In my conversations with faculty and school leadership, everyone passes the buck. Faculty researchers point to the school leadership or deans. Deans point to the university administration or the senior faculty on tenure and promotion committees. University administrators point to the government research grant and assessment bodies.

However, as Gandhi said: “be the change you want to see in the world”. We should all take responsibility for solving this problem and saving our research enterprise. Randy Schekman, recipient of the 2013 Nobel Prize in physiology and medicine, is one who has taken a personal initiative. Recognising that journals encourage researchers to pursue fashionable topics, distort the scientific process and encourage shortcuts, he declared the day before he received the Nobel Prize that he will no longer submit papers to Nature, Cell and Science, the three top science journals.

Researchers can collectively change journal policies and practices. As some editors have said, “journals can only publish papers submitted.” Scholars and journal editors (who themselves are important scholars) can bring about a shift from writing journal-focused papers to knowledge-generation and practice-improvement scholarship. They can change research from controlled paper production to a sacred journey of scientific inquiry. That is the spirit of socially responsible scholarship.

The most important beneficiaries of research – business leaders – are also the most distant from and dispassionate about business school research. Although they have been largely passive recipients, they could have tremendous power if they become active consumers demanding relevant research.

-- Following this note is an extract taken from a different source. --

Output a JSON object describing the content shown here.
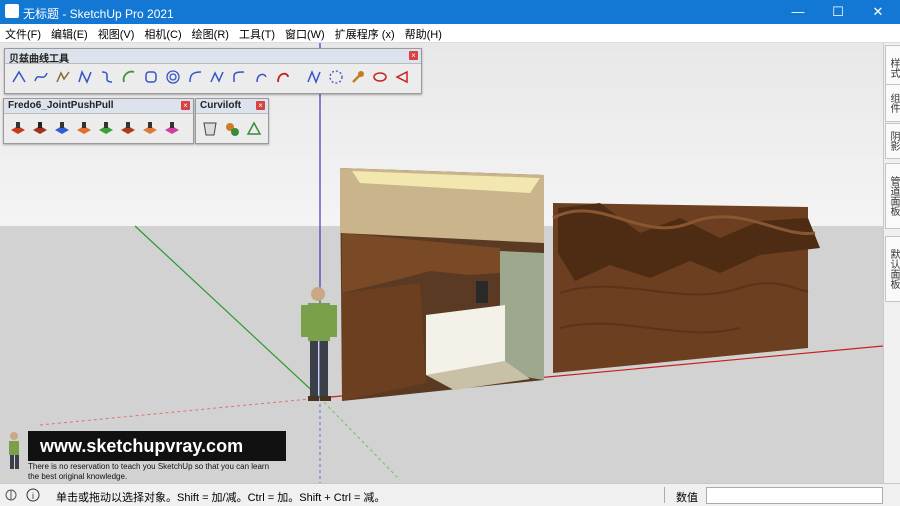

Academic–practitioner collaboration could be a win-win proposition. Business leaders could influence research by providing funding and offering their companies as research laboratories. Practitioners’ interests, understandably, are aligned more with the traditional emphasis on economic than the much-needed social outcomes. To ensure balanced attention to social outcomes, funding agencies should devote more of their research dollars to addressing social outcomes affected by organisational policies and practices.

All parties in the research enterprise – scholars, school leaders, grant agencies, policymakers, business leaders and journal editors – can contribute to the pursuit of socially responsible scholarship by remembering the goal of science: the discovery and application of true knowledge to improve the human condition.